I am a Junior Research Fellow at Christ Church College. My current research project focuses on the relationship between environmentalism and militarism in Israel starting from the 1960s until today. In 2018 I co-founded the online Oxford Environmental History Network (OEHN) which aims to connect researchers working on environmental history in the University. I have completed my doctoral degree in 2019 at the Centre for History of Science, Medicine and Technology in the University of Oxford. My DPhil dissertation addressed Jewish climate science in Palestine during the first half of the twentieth century. In the course of my doctoral studies I received several scholarships and fellowships, including the Pears Foundation Scholarship, the Leo Baeck scholarship, the graduate research fellowship at the Center for Jewish History in New York City and a research affiliation at the Taub Center for Israel Studies in NYU.
Research Interests
- Environmental History
- History of Knowledge
- Modern Jewish History
My current research project analyses the ideological and practical relationship between environmentalism and militarism in Israel from the 1960s to the present day.

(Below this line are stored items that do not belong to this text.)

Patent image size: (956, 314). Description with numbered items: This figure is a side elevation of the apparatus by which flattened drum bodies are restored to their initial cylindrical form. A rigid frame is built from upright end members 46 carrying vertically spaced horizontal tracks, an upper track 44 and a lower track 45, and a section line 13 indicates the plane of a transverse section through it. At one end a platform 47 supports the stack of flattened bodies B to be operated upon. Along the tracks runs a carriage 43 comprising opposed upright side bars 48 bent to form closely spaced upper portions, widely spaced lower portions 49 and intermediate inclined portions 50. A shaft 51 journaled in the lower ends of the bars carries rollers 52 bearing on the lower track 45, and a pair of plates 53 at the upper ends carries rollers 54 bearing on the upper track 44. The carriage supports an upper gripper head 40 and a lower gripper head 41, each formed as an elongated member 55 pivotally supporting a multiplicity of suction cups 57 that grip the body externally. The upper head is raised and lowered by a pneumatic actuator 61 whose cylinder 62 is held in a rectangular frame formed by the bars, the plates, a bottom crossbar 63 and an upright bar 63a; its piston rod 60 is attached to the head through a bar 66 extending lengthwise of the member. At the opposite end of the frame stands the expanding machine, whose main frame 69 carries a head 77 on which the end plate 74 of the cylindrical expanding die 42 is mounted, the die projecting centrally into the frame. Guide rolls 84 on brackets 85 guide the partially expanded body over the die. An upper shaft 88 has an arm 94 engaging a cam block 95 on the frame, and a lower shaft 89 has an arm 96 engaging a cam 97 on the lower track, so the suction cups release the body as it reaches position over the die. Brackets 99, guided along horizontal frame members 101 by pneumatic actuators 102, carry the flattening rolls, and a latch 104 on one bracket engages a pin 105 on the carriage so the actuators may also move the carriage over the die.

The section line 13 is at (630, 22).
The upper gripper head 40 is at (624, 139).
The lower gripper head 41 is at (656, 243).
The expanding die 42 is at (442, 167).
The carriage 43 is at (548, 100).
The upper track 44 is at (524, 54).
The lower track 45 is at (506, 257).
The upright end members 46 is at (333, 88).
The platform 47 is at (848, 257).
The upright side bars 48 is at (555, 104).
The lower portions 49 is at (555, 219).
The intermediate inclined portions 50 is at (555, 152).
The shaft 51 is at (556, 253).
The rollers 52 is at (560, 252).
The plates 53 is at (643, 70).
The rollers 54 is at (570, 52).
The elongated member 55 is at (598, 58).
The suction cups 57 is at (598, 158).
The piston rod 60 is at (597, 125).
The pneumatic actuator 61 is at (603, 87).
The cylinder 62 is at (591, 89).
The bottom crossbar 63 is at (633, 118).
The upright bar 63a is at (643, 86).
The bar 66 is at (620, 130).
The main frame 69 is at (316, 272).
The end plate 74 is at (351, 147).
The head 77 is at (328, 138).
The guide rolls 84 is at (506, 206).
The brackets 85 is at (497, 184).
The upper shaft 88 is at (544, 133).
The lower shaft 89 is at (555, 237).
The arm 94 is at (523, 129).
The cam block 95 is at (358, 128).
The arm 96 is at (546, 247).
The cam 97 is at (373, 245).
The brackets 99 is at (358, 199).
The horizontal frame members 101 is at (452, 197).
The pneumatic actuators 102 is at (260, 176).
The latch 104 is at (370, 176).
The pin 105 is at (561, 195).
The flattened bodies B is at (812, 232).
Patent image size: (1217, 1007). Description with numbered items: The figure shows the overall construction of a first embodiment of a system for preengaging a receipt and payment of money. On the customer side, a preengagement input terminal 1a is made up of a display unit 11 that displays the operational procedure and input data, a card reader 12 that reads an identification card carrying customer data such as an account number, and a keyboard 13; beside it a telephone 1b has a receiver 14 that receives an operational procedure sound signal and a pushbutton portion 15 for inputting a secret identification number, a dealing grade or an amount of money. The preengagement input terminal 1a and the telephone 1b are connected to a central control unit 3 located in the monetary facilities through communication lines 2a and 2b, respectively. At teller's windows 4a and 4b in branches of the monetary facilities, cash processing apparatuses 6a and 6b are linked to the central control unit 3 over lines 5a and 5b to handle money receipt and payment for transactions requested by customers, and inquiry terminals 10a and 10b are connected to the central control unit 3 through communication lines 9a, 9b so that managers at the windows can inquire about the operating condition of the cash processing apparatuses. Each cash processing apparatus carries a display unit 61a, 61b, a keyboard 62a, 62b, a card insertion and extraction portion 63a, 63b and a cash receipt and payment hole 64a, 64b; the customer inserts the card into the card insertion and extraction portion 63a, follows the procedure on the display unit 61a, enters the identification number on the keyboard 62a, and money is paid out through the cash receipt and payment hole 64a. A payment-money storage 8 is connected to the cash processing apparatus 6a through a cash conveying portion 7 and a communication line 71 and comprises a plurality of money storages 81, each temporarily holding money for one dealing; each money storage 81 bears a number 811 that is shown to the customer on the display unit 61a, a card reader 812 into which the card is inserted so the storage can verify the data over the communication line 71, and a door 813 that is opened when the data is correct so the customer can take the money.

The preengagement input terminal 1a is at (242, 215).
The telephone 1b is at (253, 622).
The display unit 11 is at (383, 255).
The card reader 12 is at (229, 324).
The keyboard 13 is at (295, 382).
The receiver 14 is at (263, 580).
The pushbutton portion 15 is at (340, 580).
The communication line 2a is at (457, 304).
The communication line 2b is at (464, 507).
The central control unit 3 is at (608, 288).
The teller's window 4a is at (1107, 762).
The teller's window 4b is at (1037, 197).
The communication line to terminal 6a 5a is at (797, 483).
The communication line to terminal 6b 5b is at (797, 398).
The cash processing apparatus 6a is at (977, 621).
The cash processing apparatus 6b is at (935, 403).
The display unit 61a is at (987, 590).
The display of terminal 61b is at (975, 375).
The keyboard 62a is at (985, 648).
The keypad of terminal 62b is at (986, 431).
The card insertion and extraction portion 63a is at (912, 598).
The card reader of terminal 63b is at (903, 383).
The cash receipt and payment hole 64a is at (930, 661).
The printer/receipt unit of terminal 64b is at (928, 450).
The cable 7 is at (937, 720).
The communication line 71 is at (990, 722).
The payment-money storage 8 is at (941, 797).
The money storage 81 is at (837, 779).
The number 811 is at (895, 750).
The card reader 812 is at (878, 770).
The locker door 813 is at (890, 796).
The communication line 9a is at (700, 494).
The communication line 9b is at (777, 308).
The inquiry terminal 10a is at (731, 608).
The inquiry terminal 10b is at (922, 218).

My objective is to examine the formation of affiliations and influences between individuals and institutions within the military and the nature protection community. By doing so I wish to discuss—in the Israeli context—both the conceptual and applied links between nature and territory; scouting and military intelligence; weapons, hunting and masculinity.
My doctoral project is situated at the intersection of modern Jewish history and the history of Zionism, climate and environmental history, the history of knowledge, colonial history and transnational history. It focuses on Jewish experts who examined the ramifications of climate on the success of the Zionist project in Palestine from the establishment of the Zionist Organisation in 1897 to the founding of the State of Israel in 1948.
Through the prism of climate, I explore the processes of knowledge production that took place within Jewish and Zionist thought in the fields of medicine, science, and technology. By doing so, I also explore the political, social and cultural ideas and conventions that have constructed and informed professional and popular knowledge concerning climate. This knowledge developed partly in relation to existing Western scientific and colonial ideas and practices. However, Zionist knowledge on climate in Palestine also contained a variety of cultural perceptions which were unique to Jewish history and identity and reflected a long tradition of awe and wonder towards the Land of Israel. It is through the examination of this complex combination of ideas and practices that I proposed a new – spatial and environmental – perspective on the evolution of a modern Jewish national, racial and cultural identity.